Professor David Chidester, chair of religious studies at UCT and a recently-named A-rated researcher, has won the university's Alan Pifer Award.
This accolade is made each year to UCT scholars whose work contribute to the advancement and welfare of South Africa's disadvantaged groups.
With that criterion in mind, Chidester's work has had a major impact in a number of areas, noted Dean of the Faculty of Humanities, Professor Paula Ensor, in her nomination. Firstly, she pointed to his longstanding role in the Religion Education Project of the Institute for Comparative Religion in Southern Africa (ICRSA). Here he had a hand in drafting public policy for religion in education, designed to promote tolerance and respect, and to protect learners from discrimination on the basis of religion.
Ensor also highlighted Chidester's part in a 2002 conference and an offshoot book, What Holds Us Together: Social Cohesion in South Africa, where he and collaborators tackled the thorny issue of national unity in South Africa, looking at how globalisation both underscores and undermines that "social cohesion". In 2004, What Holds Us Together served as springboard for a national study on social cohesion, social capital and social justice in South Africa, conducted by the Human Sciences Research Council of South Africa (HSRC).

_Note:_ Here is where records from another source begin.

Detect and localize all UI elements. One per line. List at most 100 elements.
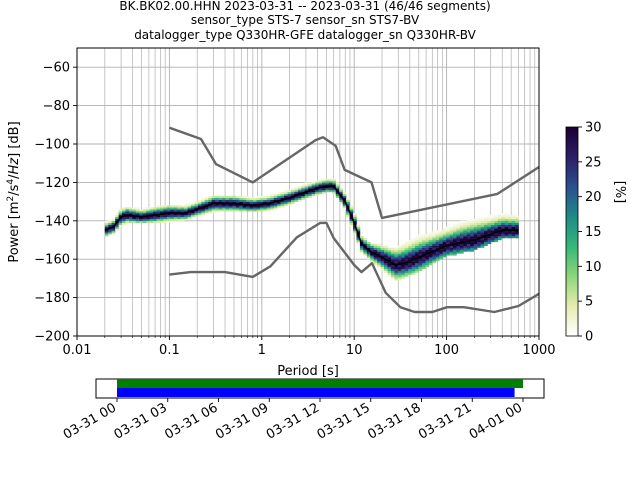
psd-cell [159,205,164,208]
mean-curve [104,185,519,266]
psd-cell [308,192,312,195]
psd-cell [222,203,226,206]
psd-cell [453,249,457,252]
psd-cell [470,230,474,233]
psd-cell [115,216,119,220]
psd-cell [484,220,488,223]
psd-cell [266,195,271,198]
psd-cell [349,220,354,223]
psd-cell [322,182,326,185]
psd-cell [342,203,347,206]
psd-cell [194,203,199,206]
psd-cell [118,224,123,227]
colorbar: 0 5 10 15 20 25 30 [%] [565,121,627,345]
psd-cell [404,245,409,248]
psd-cell [384,270,388,273]
psd-cell [504,224,509,227]
psd-cell [504,232,509,235]
psd-cell [394,247,399,250]
psd-cell [156,207,161,210]
psd-cell [142,213,147,216]
colorbar-tick-label: 5 [585,295,593,310]
psd-cell [453,238,457,241]
psd-cell [408,272,412,275]
psd-cell [173,211,178,214]
psd-cell [325,178,330,181]
psd-cell [466,228,471,231]
psd-cell [487,215,492,218]
psd-cell [197,211,202,214]
psd-cell [415,270,419,273]
psd-cell [277,197,281,200]
psd-cell [225,201,230,204]
psd-cell [511,213,516,216]
psd-cell [466,241,471,245]
psd-cell [425,249,430,252]
psd-cell [263,209,268,212]
psd-cell [232,203,237,206]
psd-cell [377,257,381,260]
psd-cell [446,236,450,239]
psd-cell [435,232,440,235]
psd-cell [384,255,388,258]
psd-cell [294,195,299,198]
psd-cell [297,188,302,191]
psd-cell [170,213,175,216]
psd-cell [490,218,495,221]
psd-cell [504,226,509,229]
psd-cell [494,228,499,231]
psd-cell [425,241,430,245]
psd-cell [235,201,240,204]
psd-cell [339,188,343,191]
psd-cell [425,243,430,246]
psd-cell [425,261,430,264]
psd-cell [187,213,192,216]
psd-cell [377,263,381,266]
psd-cell [449,232,454,235]
psd-cell [235,197,240,200]
psd-cell [177,207,181,210]
psd-cell [180,213,185,216]
psd-cell [349,224,354,227]
psd-cell [501,234,506,237]
psd-cell [425,247,430,250]
psd-cell [428,255,433,258]
psd-cell [253,197,257,200]
psd-cell [404,264,409,268]
psd-cell [453,230,457,233]
psd-cell [208,195,212,198]
psd-cell [456,247,461,250]
psd-cell [394,274,399,277]
psd-cell [421,255,426,258]
psd-cell [459,228,464,231]
psd-cell [446,253,450,256]
psd-cell [294,192,299,195]
psd-cell [290,197,295,200]
psd-cell [259,207,264,210]
psd-cell [477,230,481,233]
psd-cell [284,195,288,198]
psd-cell [473,247,478,250]
psd-cell [418,266,423,269]
psd-cell [232,209,237,212]
psd-cell [390,255,395,258]
psd-cell [270,197,275,200]
psd-cell [297,199,302,202]
psd-cell [432,232,437,235]
psd-cell [373,243,378,246]
psd-cell [159,207,164,210]
psd-cell [290,188,295,191]
psd-cell [501,230,506,233]
psd-cell [432,240,437,243]
psd-cell [294,186,299,189]
psd-cell [125,207,130,210]
psd-cell [411,247,416,250]
psd-cell [346,215,350,218]
psd-cell [280,199,285,202]
psd-cell [201,199,206,202]
psd-cell [177,209,181,212]
psd-cell [435,257,440,260]
psd-cell [187,207,192,210]
psd-cell [322,192,326,195]
psd-cell [149,207,154,210]
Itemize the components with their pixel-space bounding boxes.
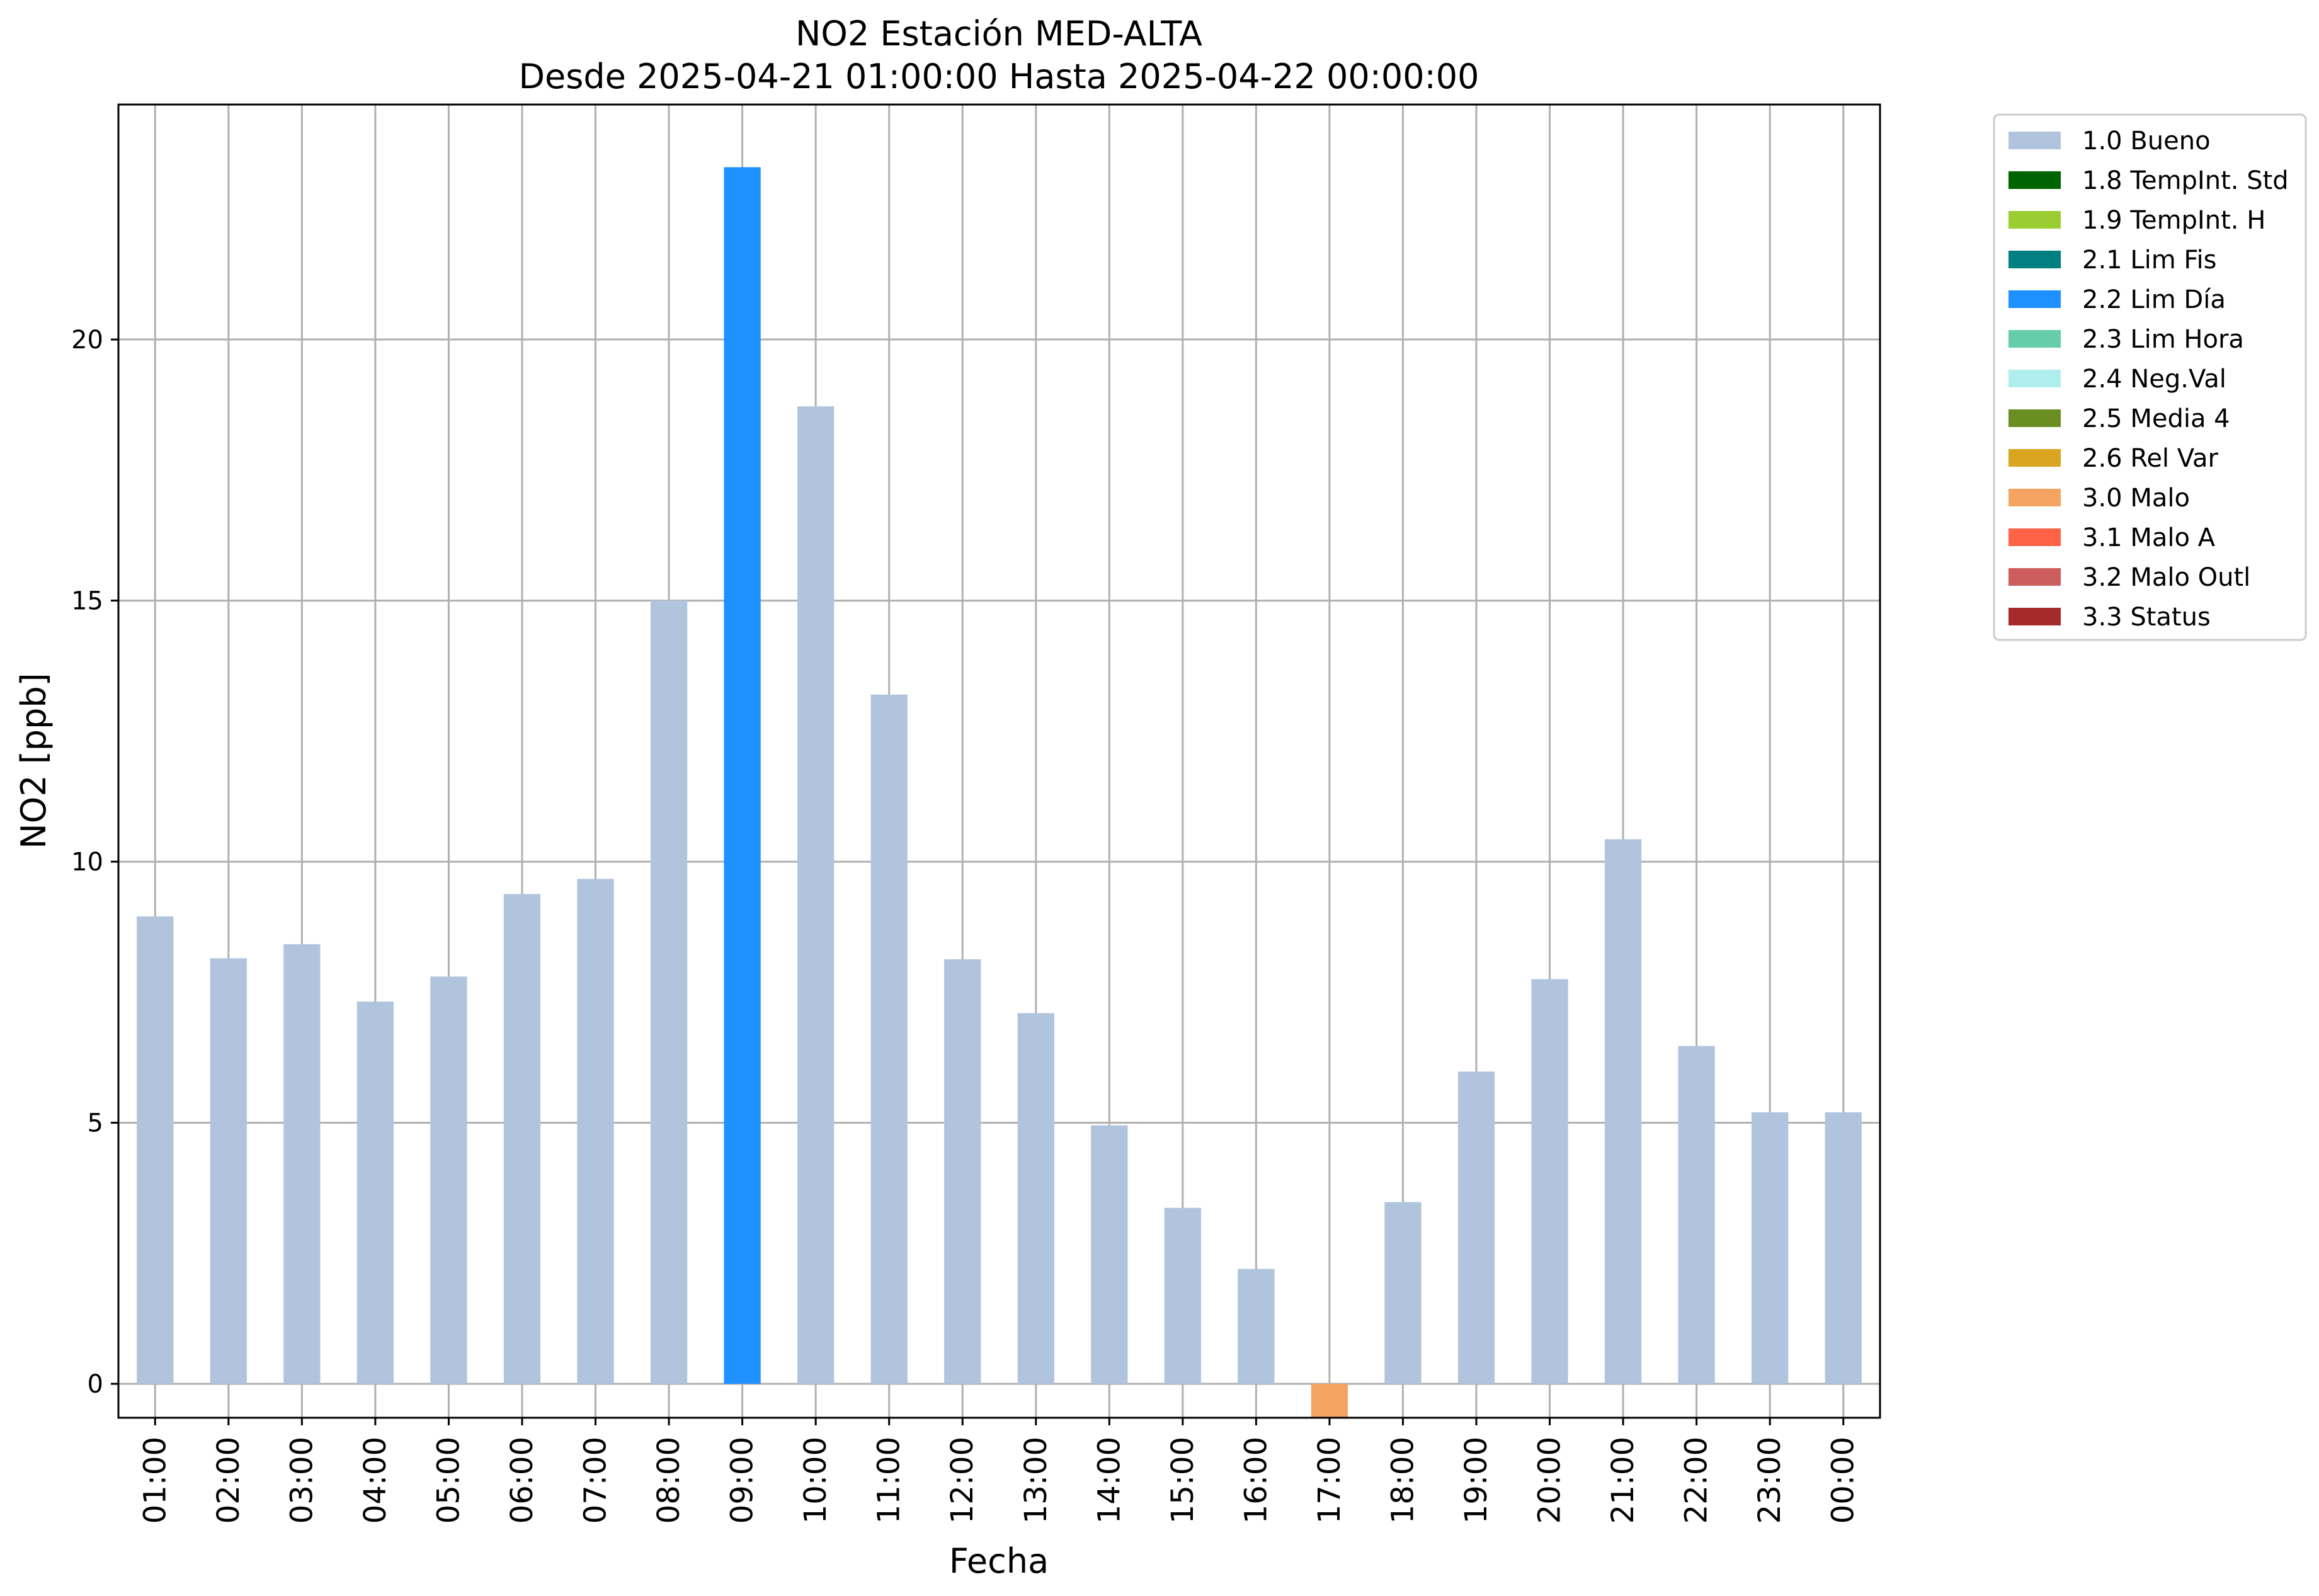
legend-swatch [2008,370,2061,387]
legend-label: 1.8 TempInt. Std [2082,166,2289,195]
x-tick-label: 20:00 [1532,1437,1568,1524]
bar-14:00 [1091,1125,1128,1384]
legend-swatch [2008,290,2061,308]
x-tick-label: 18:00 [1385,1437,1420,1524]
legend-label: 2.3 Lim Hora [2082,325,2244,354]
x-axis: 01:00 02:00 03:00 04:00 05:00 06:00 07:00 08:00… [137,1418,1861,1524]
y-tick-label: 15 [71,587,103,616]
bar-19:00 [1457,1071,1495,1384]
bar-03:00 [283,944,321,1384]
plot-area-frame [117,103,1881,1419]
bar-17:00 [1311,1384,1348,1418]
y-tick-label: 0 [88,1370,103,1399]
legend-label: 2.6 Rel Var [2082,444,2219,473]
chart-title: NO2 Estación MED-ALTA [795,14,1202,54]
bar-12:00 [944,959,981,1384]
x-tick-label: 00:00 [1826,1437,1861,1524]
bar-04:00 [356,1001,394,1384]
x-tick-label: 15:00 [1165,1437,1200,1524]
x-tick-label: 13:00 [1018,1437,1054,1524]
bar-06:00 [503,894,541,1384]
x-tick-label: 11:00 [872,1437,907,1524]
legend-swatch [2008,211,2061,229]
legend-swatch [2008,528,2061,546]
legend-swatch [2008,171,2061,189]
legend-swatch [2008,489,2061,506]
bar-11:00 [870,694,908,1384]
legend-label: 2.5 Media 4 [2082,404,2230,433]
bar-09:00 [724,167,761,1384]
legend-swatch [2008,330,2061,348]
legend-label: 3.1 Malo A [2082,523,2216,552]
legend-label: 2.4 Neg.Val [2082,365,2226,394]
y-axis-label: NO2 [ppb] [14,673,54,848]
x-tick-label: 06:00 [504,1437,540,1524]
y-axis: 0 5 10 15 20 [71,326,118,1399]
legend-swatch [2008,568,2061,586]
bar-16:00 [1238,1268,1275,1384]
legend-label: 3.2 Malo Outl [2082,563,2250,592]
bar-10:00 [797,406,835,1384]
x-tick-label: 21:00 [1605,1437,1641,1524]
bar-00:00 [1825,1112,1862,1384]
bar-07:00 [577,879,614,1384]
x-tick-label: 07:00 [578,1437,613,1524]
legend-swatch [2008,132,2061,149]
bar-02:00 [210,958,247,1384]
bar-20:00 [1531,979,1568,1384]
x-tick-label: 10:00 [798,1437,833,1524]
x-tick-label: 01:00 [137,1437,173,1524]
bar-13:00 [1017,1013,1054,1384]
legend-label: 3.0 Malo [2082,484,2190,513]
chart-subtitle: Desde 2025-04-21 01:00:00 Hasta 2025-04-… [518,57,1479,96]
x-tick-label: 08:00 [651,1437,687,1524]
bar-18:00 [1384,1202,1422,1384]
legend-swatch [2008,449,2061,467]
x-tick-label: 05:00 [431,1437,466,1524]
bar-08:00 [650,600,688,1384]
legend: 1.0 Bueno 1.8 TempInt. Std 1.9 TempInt. H 2… [1993,113,2307,641]
bar-23:00 [1752,1112,1789,1384]
x-tick-label: 23:00 [1752,1437,1787,1524]
legend-label: 1.9 TempInt. H [2082,206,2265,235]
x-tick-label: 19:00 [1459,1437,1494,1524]
legend-frame [1993,113,2307,641]
x-tick-label: 22:00 [1679,1437,1714,1524]
legend-swatch [2008,608,2061,625]
x-tick-label: 09:00 [725,1437,760,1524]
legend-label: 3.3 Status [2082,603,2211,632]
y-tick-label: 10 [71,848,103,877]
bars [137,167,1862,1418]
x-tick-label: 14:00 [1091,1437,1127,1524]
legend-label: 2.1 Lim Fis [2082,246,2216,275]
x-tick-label: 04:00 [358,1437,393,1524]
bar-01:00 [137,916,174,1384]
legend-label: 2.2 Lim Día [2082,285,2226,314]
legend-swatch [2008,251,2061,268]
y-tick-label: 20 [71,326,103,355]
y-tick-label: 5 [88,1109,103,1138]
legend-swatch [2008,409,2061,427]
bar-15:00 [1164,1207,1201,1384]
bar-21:00 [1604,839,1642,1384]
x-tick-label: 16:00 [1238,1437,1273,1524]
x-tick-label: 12:00 [945,1437,980,1524]
bar-22:00 [1678,1046,1715,1384]
legend-label: 1.0 Bueno [2082,127,2211,156]
x-tick-label: 03:00 [284,1437,319,1524]
x-tick-label: 02:00 [211,1437,246,1524]
bar-05:00 [430,976,467,1384]
x-tick-label: 17:00 [1312,1437,1347,1524]
x-axis-label: Fecha [949,1541,1049,1581]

And how better to glue a divided nation together than looking - and prompting others to look as well - to the country's leading lights for inspiration and the way forward. Which is exactly what Chidester did in two lauded books, Nelson Mandela: From Freedom to the Future and South Africa's Nobel Laureates: Peace, Literature and Science, both of which he co-edited. Ensor described Nelson Mandela, which has been published in the US and the UK with Spanish, Dutch and Greek translations in the pipeline, as a foundational document for thinking about South African politics and society.
Over the past years, Chidester has served as special advisor to the minister of education, was named a distinguished fellow in the HSRC's above-mentioned Social Cohesion and Integration Research Programme, and was also co-director of the International Human Rights Exchange. The American Academy of Religion has twice named him as winner of its Award for Excellence in Religious Studies, in 1990 and 1997.